P4300, Data Protector and vSphere Integration - how to create P4000 snapshot prior to backup?

Hello!

 

We use a P4300 and VMware vSphere along with HP Data Protector 6.20 and the new DP Virtual Environment Integration.

 

After the installation of our P4300 we had severe problems with the storage system, which were caused by presenting the VMFS LUNs to our Windows 2008 R2 backup server. HP Support advised not to present the original VMFS volumes for san-based backups but to use P4000 Snapshots and present them instead. The original LUNs should be presented solely to VMware ESXi hosts.

 

As far as i understand the Data Protector Virtual Environment integration it sends a request to create a snapshot of the virtual machines (at VMFS level - not P4000 level) to vCenter after the start of the backup job. Then it searches for the SAN volume and starts copying data blocks to the backup device.

 

I'm now looking for a way to call a script which snapshots the volume at P4000 level and presents it to the windows backup hosts exactly between those above mentioned actions. Is this possible?

 

Thank you in anticipation!

 

Best Regards,

christian

 

2 REPLIES 2
RonsDavis
Frequent Advisor

Re: P4300, Data Protector and vSphere Integration - how to create P4000 snapshot prior to backup?
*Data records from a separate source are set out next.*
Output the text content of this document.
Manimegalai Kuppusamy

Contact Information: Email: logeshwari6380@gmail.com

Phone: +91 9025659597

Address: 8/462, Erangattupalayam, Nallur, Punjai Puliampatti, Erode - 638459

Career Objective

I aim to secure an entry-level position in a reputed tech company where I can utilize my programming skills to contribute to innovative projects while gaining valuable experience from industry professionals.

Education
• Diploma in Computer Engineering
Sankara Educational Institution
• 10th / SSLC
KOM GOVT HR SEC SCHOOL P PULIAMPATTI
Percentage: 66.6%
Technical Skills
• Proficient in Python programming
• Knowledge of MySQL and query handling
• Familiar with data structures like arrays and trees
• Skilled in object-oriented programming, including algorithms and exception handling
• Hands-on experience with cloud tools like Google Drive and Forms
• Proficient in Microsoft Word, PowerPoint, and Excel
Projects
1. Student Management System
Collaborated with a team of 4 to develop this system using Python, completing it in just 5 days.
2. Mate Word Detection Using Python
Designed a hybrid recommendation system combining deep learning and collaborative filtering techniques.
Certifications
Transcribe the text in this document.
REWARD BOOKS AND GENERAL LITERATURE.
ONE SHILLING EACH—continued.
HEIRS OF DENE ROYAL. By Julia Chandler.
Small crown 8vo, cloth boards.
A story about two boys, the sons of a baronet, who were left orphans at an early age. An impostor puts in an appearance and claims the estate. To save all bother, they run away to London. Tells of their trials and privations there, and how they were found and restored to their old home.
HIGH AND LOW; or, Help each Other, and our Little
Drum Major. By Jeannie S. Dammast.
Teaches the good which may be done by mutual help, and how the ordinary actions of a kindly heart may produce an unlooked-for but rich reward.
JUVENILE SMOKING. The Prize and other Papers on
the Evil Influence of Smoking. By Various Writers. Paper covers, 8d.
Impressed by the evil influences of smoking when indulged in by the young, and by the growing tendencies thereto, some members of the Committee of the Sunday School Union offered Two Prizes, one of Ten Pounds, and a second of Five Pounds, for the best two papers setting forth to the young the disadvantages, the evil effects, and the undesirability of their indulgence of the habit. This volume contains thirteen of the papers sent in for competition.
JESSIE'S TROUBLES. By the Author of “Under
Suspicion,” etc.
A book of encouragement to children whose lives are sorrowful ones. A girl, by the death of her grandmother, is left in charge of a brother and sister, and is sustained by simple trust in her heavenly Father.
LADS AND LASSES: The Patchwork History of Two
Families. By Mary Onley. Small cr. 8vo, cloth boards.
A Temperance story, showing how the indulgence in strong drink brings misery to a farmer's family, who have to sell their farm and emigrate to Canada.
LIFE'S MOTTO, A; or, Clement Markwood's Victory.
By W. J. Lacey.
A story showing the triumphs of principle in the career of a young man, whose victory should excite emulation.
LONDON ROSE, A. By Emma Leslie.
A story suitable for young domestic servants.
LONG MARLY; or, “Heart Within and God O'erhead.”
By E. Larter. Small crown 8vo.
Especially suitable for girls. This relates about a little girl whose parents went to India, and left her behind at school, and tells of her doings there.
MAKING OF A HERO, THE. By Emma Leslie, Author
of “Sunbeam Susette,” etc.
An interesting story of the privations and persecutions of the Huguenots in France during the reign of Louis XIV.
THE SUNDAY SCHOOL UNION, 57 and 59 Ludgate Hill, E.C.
I have had good luck using scripts I picked up at this blog, http://www.dasblinkenlichten.com/?p=108

This uses the CLiQ interface to snap, and assign the snapshots. I haven't used DP, but I assume you can call a script with it.

 

Christian Reiter
Frequent Advisor

Re: P4300, Data Protector and vSphere Integration - how to create P4000 snapshot prior to backup?

Well, the point where I can call scripts of such a type is exactly what I am looking for.

As far as I can see, Data Protector assumes that the volume is available to the OS from the very beginning of the backup session. This is of course not easy to achieve when VMFS-level snapshots created by the session itself ought to be used.